I think it was culture shock. Jet lag. Woozy, warping time. It seemed like a quite a few audience members had a similarly shell-shocked expression on their faces.
Here in Seattle, balletgoers have rarely seen such a strangely drafty and intense production as Ronald Hynd's The Sleeping Beauty. In our formative years we were reared on Kent Stowell's smooth, lyrical story ballets &mdash works that Stowell hand-tailored to highlight the innate skills of his principal dancers, never giving anyone anything cruelly difficult to pull off, and always paying generously for the highest production values.
The Sleeping Beauty is the total reverse of this. Heavy curtains, patterned like a grandmother's sofa slipcover, open on a stage so hollow it feels to have no dimension. The feather on Catalabutte's hat as he walks across the stage is as large as an ocean wave. As soon as the ballet begins, dancers are asked to perform the hardest kinds of extensions and lifts and turns and allegro footwork — with absolutely nowhere to hide. This is a ballet in which entire characterizations rest on the success of a single move. If the lead ballerina doesn't hit her balances in the Rose Adagio it won't just be a momentary humiliation, it will diminish Aurora's entire raison d'etre.
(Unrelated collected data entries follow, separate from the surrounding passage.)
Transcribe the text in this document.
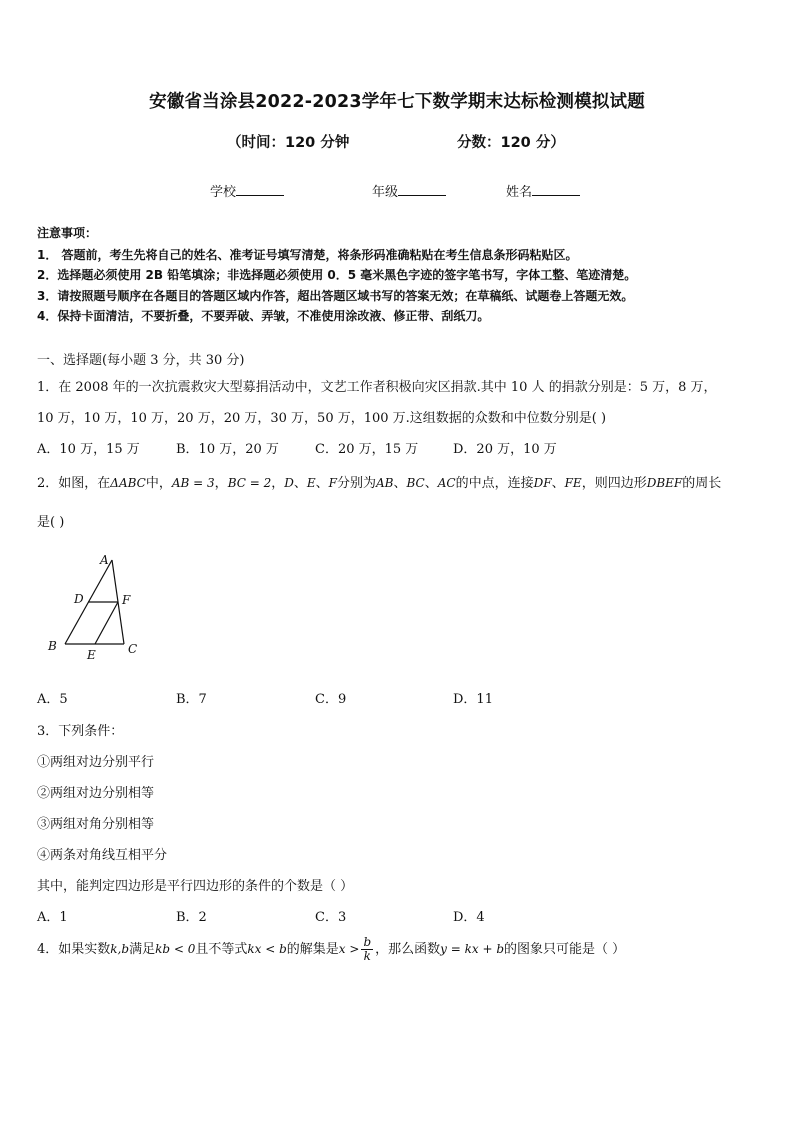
安徽省当涂县2022-2023学年七下数学期末达标检测模拟试题
（时间：120 分钟	分数：120 分）
学校	年级	姓名
注意事项：
1． 答题前，考生先将自己的姓名、准考证号填写清楚，将条形码准确粘贴在考生信息条形码粘贴区。
2．选择题必须使用 2B 铅笔填涂；非选择题必须使用 0．5 毫米黑色字迹的签字笔书写，字体工整、笔迹清楚。
3．请按照题号顺序在各题目的答题区域内作答，超出答题区域书写的答案无效；在草稿纸、试题卷上答题无效。
4．保持卡面清洁，不要折叠，不要弄破、弄皱，不准使用涂改液、修正带、刮纸刀。
一、选择题(每小题 3 分，共 30 分)
1．在 2008 年的一次抗震救灾大型募捐活动中，文艺工作者积极向灾区捐款.其中 10 人 的捐款分别是：5 万，8 万，
10 万，10 万，10 万，20 万，20 万，30 万，50 万，100 万.这组数据的众数和中位数分别是( )
A．10 万，15 万	B．10 万，20 万	C．20 万，15 万	D．20 万，10 万
2．如图，在ΔABC中，AB = 3，BC = 2，D、E、F分别为AB、BC、AC的中点，连接DF、FE，则四边形DBEF的周长
是( )
A
D	F
B
E	C
A．5	B．7	C．9	D．11
3．下列条件：
①两组对边分别平行
②两组对边分别相等
③两组对角分别相等
④两条对角线互相平分
其中，能判定四边形是平行四边形的条件的个数是（ ）
A．1	B．2	C．3	D．4
4．如果实数k,b满足kb < 0且不等式kx < b的解集是$x > \frac{b}{k}$ ，那么函数y = kx + b的图象只可能是（ ）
And the production values throughout are so bad they're almost good. A slow-moving fog machine, hideous gilted branches, stinkbomb puffs of smoke when the wicked fairy Carabosse enters and rubbery snakes for her later that look like a Freudian gag. Compared to the sleek choreography and stylistic environs of Jean-Christophe Maillot's Roméo et Juliette, which ran at PNB earlier this fall, The Sleeping Beauty at times almost looks like a Marx Brothers routine, as when Aurora is heavily flicking a lifted foot at her suitors, or the prince and princess are running through a stand of corps de ballet dancers so lifeless it looks like the duo is playing tag amidst department-store clothing racks.
The costumes feel simply unsustainable now that we've fully crested the 21st century. King Florestan, in his paste-on goatee, looked like Rip Torn in a fur cape, and I personally find white tights on men an unnecessary distraction at this point. One other question: could there possibly have been mics on Tschaikovsky's effusive triangles? More than one of us in my row was looking around to see if someone's cell phone was ringing at several moments — they seemed that insistent.
Yet for me, The Sleeping Beauty earned its keep twice-over. Amidst a weirdly hushed audience, I watched the ballet feeling like I was walking through the halls of an empty, dilapidated museum and suddenly turning corners to find unbelievable treasures hanging there unassumingly.
The airborne transport that is teased in the ads for the ballet is underwhelming up on the wire but incredible within the floorbound choreography. The fairies, in the very first entrance, are swept in by their cavaliers in high lofty poses — their backs arching, their arms flown back, their legs parted in attitude. They look both angelic and ecstatic, a theme that repeats throughout the evening.
I'm most happy to report the dancers just nailed it all. Beyond all the technical feats, their absorption of the Russian style of adding a large head gesture to their epaulement rotations couldn't have been better.
There are five solid casts for the production, but I felt particularly lucky to see Carrie Imler as Aurora. Her beautiful weightedness and impeccable turns only enhanced the Bolshovian aspect for me. And when Batkhurel Bold plunged her into the Grand Pas de Deux's climactic swan dives, they were absolutely perfect, dramatic, and conclusive.
It's gutsy for Peter Boal to stage a production that requires such a long suspension-of-disbelief and time commitment from his audience. Go see it before it's too late. Bring an energy drink.
And consider it part of the authenticity if you end up like I did — with something akin to a dead, drunken lout passed out on your shoulder.